Official title: EXploring Patterns of Use and Effects of Adult Day Programs to Improve Trajectories of Continuing CarE (EXPEDITE)
Key Details
Gender
All
Age Range
65 Years - Any
Study Type
OBSERVATIONAL
Enrollment
500000
Start Date
2025-03-01
Completion Date
2027-06-30
Last Updated
2025-01-24
Healthy Volunteers
No
Interventions
Adult day program use
Day program use patterns will be determined, using Latent Class Analysis. Three continuous variables will be categorized as low, low-moderate, high-moderate, high, using sample distribution quartiles: (1) Time between first RAI-HC assessment and first attendance of a day program, (2) average number of hours of day program attendance (i.e., total number of hours spent in a day program divided by the number of times attended), and (3) total number of days a person attended a day program.

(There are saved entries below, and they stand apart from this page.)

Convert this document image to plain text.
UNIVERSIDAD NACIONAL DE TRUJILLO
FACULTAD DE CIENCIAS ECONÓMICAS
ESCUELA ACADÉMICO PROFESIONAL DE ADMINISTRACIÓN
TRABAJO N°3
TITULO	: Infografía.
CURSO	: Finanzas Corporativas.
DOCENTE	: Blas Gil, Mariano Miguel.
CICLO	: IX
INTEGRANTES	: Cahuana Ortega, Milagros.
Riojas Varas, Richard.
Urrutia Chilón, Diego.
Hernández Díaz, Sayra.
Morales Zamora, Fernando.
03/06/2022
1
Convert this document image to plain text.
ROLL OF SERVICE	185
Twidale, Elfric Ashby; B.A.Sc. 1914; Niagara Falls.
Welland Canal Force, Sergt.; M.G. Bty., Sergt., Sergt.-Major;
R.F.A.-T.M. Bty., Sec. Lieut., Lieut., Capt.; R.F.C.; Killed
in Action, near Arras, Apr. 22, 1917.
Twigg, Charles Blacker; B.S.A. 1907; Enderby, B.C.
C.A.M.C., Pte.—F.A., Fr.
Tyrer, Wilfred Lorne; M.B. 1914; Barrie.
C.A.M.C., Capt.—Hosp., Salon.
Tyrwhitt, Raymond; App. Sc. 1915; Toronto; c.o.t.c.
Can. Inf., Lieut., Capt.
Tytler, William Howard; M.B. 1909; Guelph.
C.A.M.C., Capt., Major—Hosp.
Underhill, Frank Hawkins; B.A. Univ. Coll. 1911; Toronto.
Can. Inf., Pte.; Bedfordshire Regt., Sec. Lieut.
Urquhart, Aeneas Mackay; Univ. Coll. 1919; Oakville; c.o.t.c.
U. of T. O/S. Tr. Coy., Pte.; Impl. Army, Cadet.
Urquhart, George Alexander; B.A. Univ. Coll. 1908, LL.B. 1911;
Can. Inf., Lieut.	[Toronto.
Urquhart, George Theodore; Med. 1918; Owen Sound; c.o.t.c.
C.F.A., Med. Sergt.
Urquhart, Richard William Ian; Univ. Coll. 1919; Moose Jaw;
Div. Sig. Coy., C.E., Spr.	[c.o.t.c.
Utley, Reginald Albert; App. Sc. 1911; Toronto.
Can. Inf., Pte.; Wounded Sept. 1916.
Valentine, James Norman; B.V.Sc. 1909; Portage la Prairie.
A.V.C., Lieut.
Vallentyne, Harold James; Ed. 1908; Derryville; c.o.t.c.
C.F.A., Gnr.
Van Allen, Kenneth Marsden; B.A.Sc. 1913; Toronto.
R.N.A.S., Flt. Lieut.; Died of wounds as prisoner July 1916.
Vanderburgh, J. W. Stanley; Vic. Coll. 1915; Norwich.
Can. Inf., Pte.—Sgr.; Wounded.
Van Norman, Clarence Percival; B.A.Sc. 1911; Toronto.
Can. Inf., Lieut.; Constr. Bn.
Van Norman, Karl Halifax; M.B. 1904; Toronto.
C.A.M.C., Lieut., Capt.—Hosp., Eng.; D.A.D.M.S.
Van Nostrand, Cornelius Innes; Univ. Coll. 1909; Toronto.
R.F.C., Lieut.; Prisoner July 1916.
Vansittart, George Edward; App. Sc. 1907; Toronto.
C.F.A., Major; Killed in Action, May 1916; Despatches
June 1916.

Other community care (non-attendees)
Any publicly funded continuing care services in the community, other than adult day programming (e.g., home care, in-home respite). Community care participants will be propensity score matched with day program participants, using RAI-HC variables on day program eligibility (to ensure similarity of non-attendees to day program attendees). Matching variables will include: physical functioning, cognition, behavioural symptoms, bladder/bowel continence, availability of a caregiver, and caregiver distress. The investigators will also include variables on health and social characteristics (e.g., age, sex, type/duration of publicly funded community care received before the matching index date, deprivation indices).